Vlad s'était installé (avec beaucoup de mauvaise grâce) entre Louise et Cat afin de pouvoir leur traduire l'histoire au fur et à mesure. Le conteur exigea le silence, puis après un long moment à fixer son auditoire, il tapa du pied un grand coup, plissa les yeux, et leva ses petits bras bien haut. Il prit une grande inspiration, et débuta son récit d'une voix rauque :

- Este istorie a unei fiinte care a devenit un om...

Vlad se crispa un instant, et lâcha un soupir assez bruyant pour lui valoir un regard noir du petit homme.

- Alors, le pressa Cat, dépêche-toi sinon on ne va rien comprendre !

Le moroï lui jeta un regard agacé.

- « C'est l'histoire d'une bête qui devint un homme », récita-t-il laconiquement.

- Un conseil, persifla la jeune fille, n'envisage jamais une carrière de conteur.

- « Une bête qui n'avait d'humain que l'apparence », continua Vlad sans faire de cas. « C'était un fils de Valachie. Né du sang le plus noble, hériter de nos grands héros de jadis. Il avait un père valeureux, une mère aimante, et des frères fidèles. Il était destiné à régner sur son peuple, juste parmi les justes. Mais le démon en avait décidé autrement. »

Le moroï se tut, car le conteur s'était tu également.
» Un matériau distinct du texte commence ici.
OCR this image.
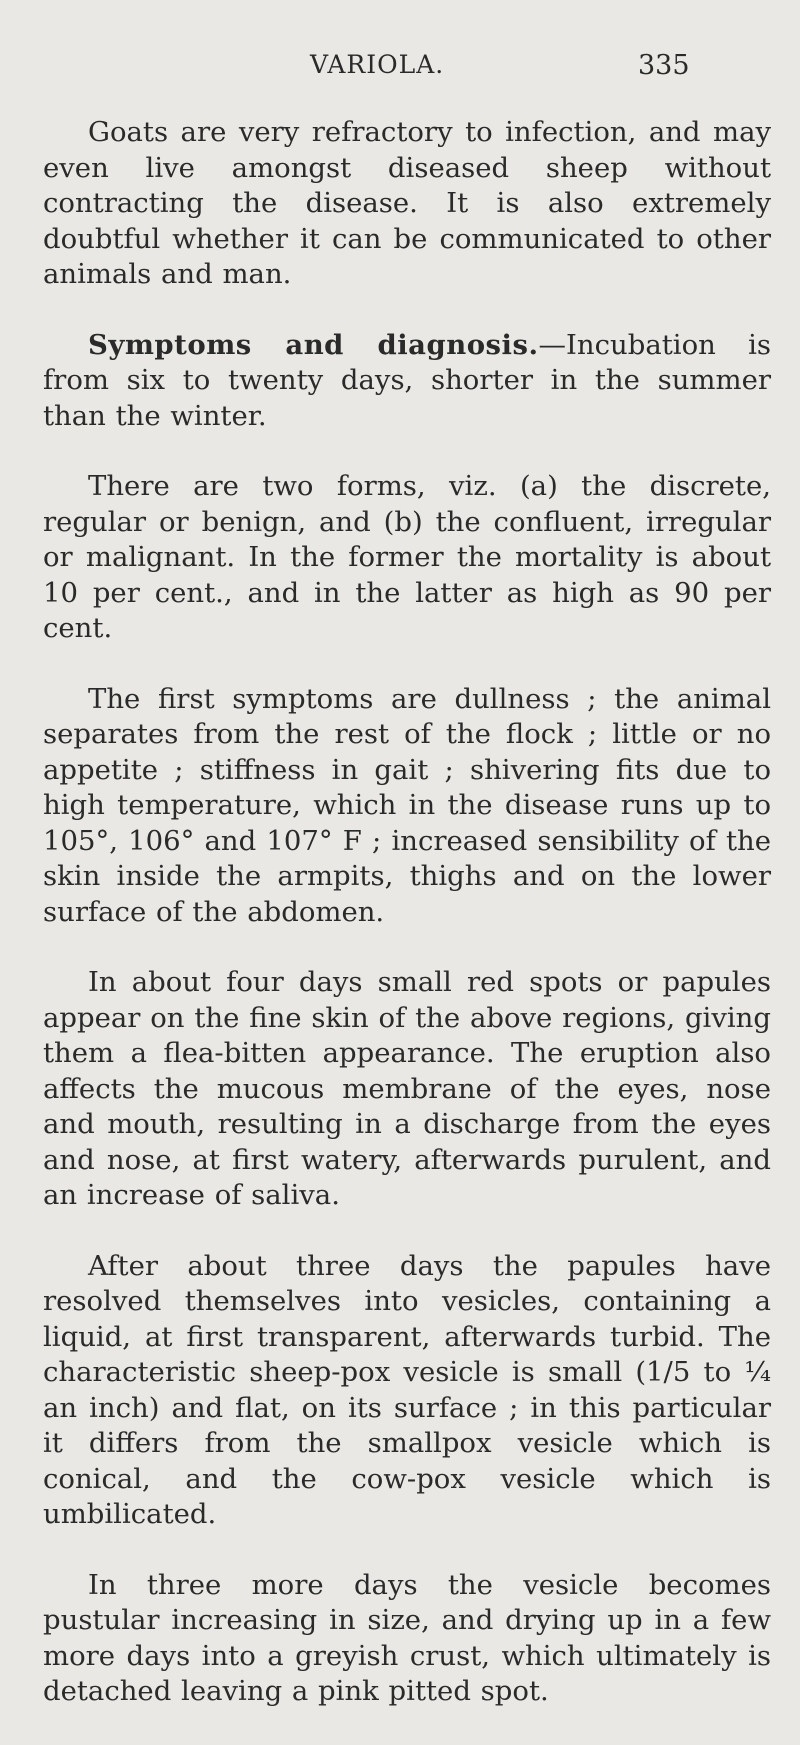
VARIOLA.	335

Goats are very refractory to infection, and may even live amongst diseased sheep without contracting the disease. It is also extremely doubtful whether it can be communicated to other animals and man.

Symptoms and diagnosis.—Incubation is from six to twenty days, shorter in the summer than the winter.

There are two forms, viz. (a) the discrete, regular or benign, and (b) the confluent, irregular or malignant. In the former the mortality is about 10 per cent., and in the latter as high as 90 per cent.

The first symptoms are dullness ; the animal separates from the rest of the flock ; little or no appetite ; stiffness in gait ; shivering fits due to high temperature, which in the disease runs up to 105°, 106° and 107° F ; increased sensibility of the skin inside the armpits, thighs and on the lower surface of the abdomen.

In about four days small red spots or papules appear on the fine skin of the above regions, giving them a flea-bitten appearance. The eruption also affects the mucous membrane of the eyes, nose and mouth, resulting in a discharge from the eyes and nose, at first watery, afterwards purulent, and an increase of saliva.

After about three days the papules have resolved themselves into vesicles, containing a liquid, at first transparent, afterwards turbid. The characteristic sheep-pox vesicle is small (1/5 to ¼ an inch) and flat, on its surface ; in this particular it differs from the smallpox vesicle which is conical, and the cow-pox vesicle which is umbilicated.

In three more days the vesicle becomes pustular increasing in size, and drying up in a few more days into a greyish crust, which ultimately is detached leaving a pink pitted spot.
Il s'était accroupi au bord de la scène, et intimidait les plus jeunes enfants réunis au premier rang avec son regard grave.

- « Il vint un soir d'hiver, où la neige plongeait les pics des Carpates dans un silence gelé. Il enleva l'enfant, et en fit son fils. Draculea, le fils du diable ».
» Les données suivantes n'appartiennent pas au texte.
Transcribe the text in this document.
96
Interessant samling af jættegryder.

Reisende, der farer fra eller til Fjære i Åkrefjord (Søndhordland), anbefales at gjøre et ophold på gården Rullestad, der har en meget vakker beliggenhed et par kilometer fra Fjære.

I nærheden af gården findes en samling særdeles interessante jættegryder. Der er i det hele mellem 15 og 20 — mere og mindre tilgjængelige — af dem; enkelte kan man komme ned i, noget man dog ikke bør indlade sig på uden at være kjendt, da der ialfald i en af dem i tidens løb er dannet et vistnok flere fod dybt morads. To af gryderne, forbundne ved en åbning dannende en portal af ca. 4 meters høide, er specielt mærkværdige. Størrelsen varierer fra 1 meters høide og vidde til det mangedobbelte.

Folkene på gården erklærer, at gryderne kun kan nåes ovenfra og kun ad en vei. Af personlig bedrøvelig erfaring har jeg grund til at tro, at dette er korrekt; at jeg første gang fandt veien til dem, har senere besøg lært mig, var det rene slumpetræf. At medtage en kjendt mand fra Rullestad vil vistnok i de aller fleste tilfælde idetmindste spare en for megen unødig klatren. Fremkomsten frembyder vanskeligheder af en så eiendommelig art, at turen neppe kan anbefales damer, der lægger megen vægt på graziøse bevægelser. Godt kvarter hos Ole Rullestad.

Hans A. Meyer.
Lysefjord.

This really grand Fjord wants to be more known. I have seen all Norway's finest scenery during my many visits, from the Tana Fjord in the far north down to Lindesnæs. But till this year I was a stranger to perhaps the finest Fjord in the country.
Cat et Louise sursautèrent d'un bel ensemble, et lancèrent un regard à leur interprète, qui resta impassible, et continua à leur murmurer le conte.

- « L'enfant devint un monstre des plus redoutables. Il tuait son réfléchir, il ne savait faire que ça. Son âme était perdue à tout jamais, ses seules amies étaient cruauté et violence. Il avait le corps d'un homme, mais c'était un démon, le pire d'entre tous. On raconte qu'avant d'attendre l'âge de quinze ans, il avait déjà massacré un million d'homme. La terreur régnait partout où il passait, car il ne se contentait pas de tuer ses victimes... Il les empalait !

Joignant le geste à la parole, le conteur brandit un petit morceau de bois taillé en pointe, dont l'ombre projetée derrière lui apparut déformée, gigantesque, tel un pal. Quelques enfants crièrent, et une petite fille se mit à pleurer.

- « Cependant mes enfants, le bien triomphe toujours, car Dieu veille sur nous dans sa miséricorde. Un jour le diable fut défait, et son fils, pardonné. Il revint parmi ceux qui avaient jadis été les siens, loup dans la bergerie, monstre parmi les hommes. Le pardon divin n'avait pas soigné son âme, ou plutôt, ne la lui avait pas rendue. »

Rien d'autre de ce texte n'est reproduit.